The beneficial cardiac effects of some Ca(2+) channel blockers have been attributed to blood pressure reduction, but these pleiotropic effects require further investigation. We compared the effects of benidipine, which has beneficial cardiac effects, and nitrendipine, which does not, in an animal model of hypertensive diastolic heart failure (DHF). Male Dahl salt-sensitive rats were fed a high-salt diet from age 7 weeks to induce hypertension and were either vehicle or orally administered benidipine (3 mg/kg daily) or nitrendipine (10 mg/kg daily) from age 10 to 18 weeks. Control rats were maintained on a low-salt diet. In vehicle-treated rats, left-ventricular (LV) fractional shortening was preserved but LV end-diastolic pressure was increased, indicative of DHF. Benidipine and nitrendipine had similar antihypertensive effects and reduced both LV weight and cardiomyocyte hypertrophy.
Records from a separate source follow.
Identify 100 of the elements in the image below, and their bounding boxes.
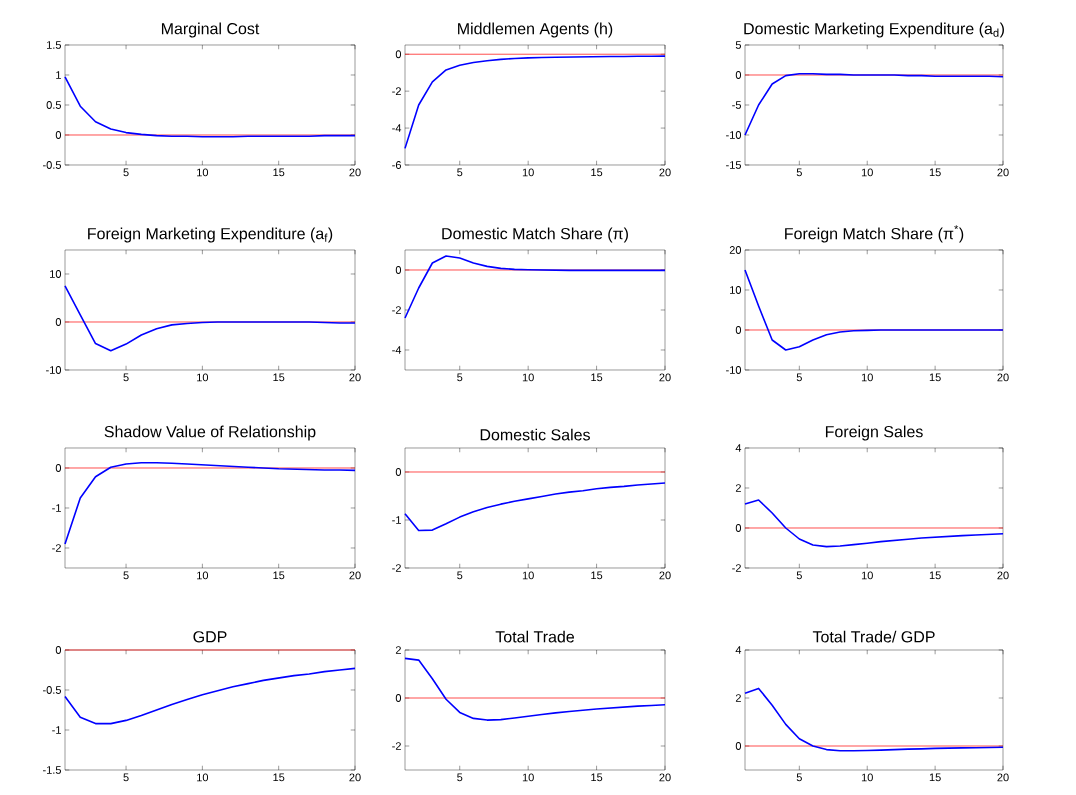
x-tick-label: 20	[659, 373, 671, 382]
y-tick-label: 0	[395, 266, 402, 274]
chart-title: Total Trade	[495, 630, 575, 643]
y-tick-label: 1	[56, 71, 61, 79]
y-tick-label: -1	[52, 726, 61, 734]
x-tick-label: 15	[591, 373, 603, 382]
chart-title: Domestic Sales	[480, 428, 590, 441]
x-tick-label: 20	[997, 571, 1009, 580]
x-tick-label: 20	[349, 571, 361, 580]
y-tick-label: -2	[732, 564, 741, 572]
y-tick-label: 4	[735, 646, 742, 654]
x-tick-label: 5	[796, 373, 802, 382]
y-tick-label: 0	[55, 646, 62, 654]
y-tick-label: -2	[392, 564, 401, 572]
x-tick-label: 15	[591, 773, 603, 782]
y-tick-label: -6	[392, 161, 401, 169]
x-tick-label: 10	[197, 168, 209, 177]
y-tick-label: -10	[726, 366, 742, 374]
x-tick-label: 20	[997, 168, 1009, 177]
chart-title: Domestic Marketing Expenditure (a$_{d}$)	[744, 22, 1004, 38]
y-tick-label: 0	[735, 742, 742, 750]
y-tick-label: -4	[392, 124, 402, 132]
x-tick-label: 15	[591, 571, 603, 580]
x-tick-label: 20	[659, 168, 671, 177]
x-tick-label: 20	[349, 773, 361, 782]
chart-title: Domestic Match Share (π)	[442, 227, 628, 243]
y-tick-label: 1.5	[47, 41, 61, 49]
x-tick-label: 15	[273, 373, 285, 382]
y-tick-label: 0	[735, 326, 742, 334]
x-tick-label: 10	[197, 373, 209, 382]
x-tick-label: 20	[349, 373, 361, 382]
y-tick-label: 0	[55, 464, 62, 472]
y-tick-label: 4	[735, 444, 742, 452]
y-tick-label: 0	[395, 468, 402, 476]
x-tick-label: 5	[457, 571, 463, 580]
x-tick-label: 5	[123, 168, 129, 177]
y-tick-label: -0.5	[43, 686, 61, 694]
y-tick-label: -10	[46, 366, 62, 374]
y-tick-label: 10	[50, 270, 62, 278]
x-tick-label: 20	[349, 168, 361, 177]
x-tick-label: 5	[457, 168, 463, 177]
y-tick-label: 5	[735, 41, 741, 49]
y-tick-label: 2	[395, 646, 401, 654]
x-tick-label: 15	[591, 168, 603, 177]
chart-title: Marginal Cost	[161, 22, 260, 38]
chart-title: GDP	[193, 631, 227, 643]
y-tick-label: -10	[726, 131, 742, 139]
x-tick-label: 20	[997, 373, 1009, 382]
y-tick-label: -2	[52, 544, 61, 552]
x-tick-label: 10	[522, 571, 534, 580]
y-tick-label: 0	[735, 71, 742, 79]
x-tick-label: 15	[929, 373, 941, 382]
chart-title: Foreign Sales	[825, 425, 923, 441]
chart-title: Foreign Marketing Expenditure (a$_{f}$)	[88, 227, 333, 243]
x-tick-label: 10	[861, 773, 873, 782]
y-tick-label: -4	[392, 346, 402, 354]
y-tick-label: 20	[729, 246, 742, 254]
x-tick-label: 10	[522, 168, 534, 177]
chart-title: Shadow Value of Relationship	[104, 425, 316, 441]
x-tick-label: 10	[861, 373, 873, 382]
x-tick-label: 10	[522, 373, 534, 382]
chart-title: Foreign Match Share (π$^{*}$)	[785, 225, 964, 243]
x-tick-label: 5	[123, 373, 129, 382]
x-tick-label: 5	[796, 571, 802, 580]
x-tick-label: 5	[796, 168, 802, 177]
x-tick-label: 5	[123, 571, 129, 580]
chart-title: Total Trade/ GDP	[812, 630, 935, 643]
x-tick-label: 15	[273, 168, 285, 177]
y-tick-label: 0.5	[46, 101, 61, 109]
y-tick-label: 0	[395, 694, 402, 702]
y-tick-label: -2	[392, 742, 401, 750]
y-tick-label: -5	[732, 101, 741, 109]
x-tick-label: 20	[997, 773, 1009, 782]
x-tick-label: 5	[123, 773, 129, 782]
x-tick-label: 15	[929, 571, 941, 580]
y-tick-label: -2	[392, 87, 401, 95]
y-tick-label: -1	[392, 516, 401, 524]
y-tick-label: -15	[726, 161, 741, 169]
y-tick-label: -1.5	[43, 766, 61, 774]
y-tick-label: 10	[730, 286, 742, 294]
x-tick-label: 15	[273, 571, 285, 580]
x-tick-label: 10	[861, 571, 873, 580]
y-tick-label: 0	[395, 50, 402, 59]
y-tick-label: 2	[735, 694, 741, 702]
x-tick-label: 15	[929, 773, 941, 782]
chart-title: Middlemen Agents (h)	[458, 22, 613, 38]
y-tick-label: 0	[55, 318, 62, 326]
x-tick-label: 20	[659, 773, 671, 782]
y-tick-label: 0	[735, 524, 742, 532]
y-tick-label: -1	[52, 504, 61, 512]
x-tick-label: 15	[929, 168, 941, 177]
x-tick-label: 5	[457, 373, 463, 382]
y-tick-label: -2	[392, 306, 401, 314]
x-tick-label: 5	[457, 773, 463, 782]
y-tick-label: -0.5	[43, 161, 61, 169]
x-tick-label: 5	[796, 773, 802, 782]
x-tick-label: 15	[273, 773, 285, 782]
x-tick-label: 10	[522, 773, 534, 782]
x-tick-label: 10	[197, 571, 209, 580]
x-tick-label: 20	[659, 571, 671, 580]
Benidipine reduced LV diastolic stiffness and mortality to a greater extent than did nitrendipine. Benidipine, but not nitrendipine, also reduced lung weight. The extent of interstitial fibrosis and the abundance of mRNAs for prohypertrophic, profibrotic, or proinflammatory genes in the left ventricle were reduced by benidipine and nitrendipine. Benidipine, but not nitrendipine, increased capillary density and restored the expression of hypoxia-inducible factor 1alpha, vascular endothelial growth factor, and endothelial nitric oxide synthase in the left ventricle. Benidipine reduced LV diastolic stiffness and increased survival, effects likely attributable predominantly to promotion of coronary angiogenesis rather than to attenuation of interstitial fibrosis. Benidipine may thus be more effective than purely L-type Ca(2+) channel blockers in preventing hypertensive DHF.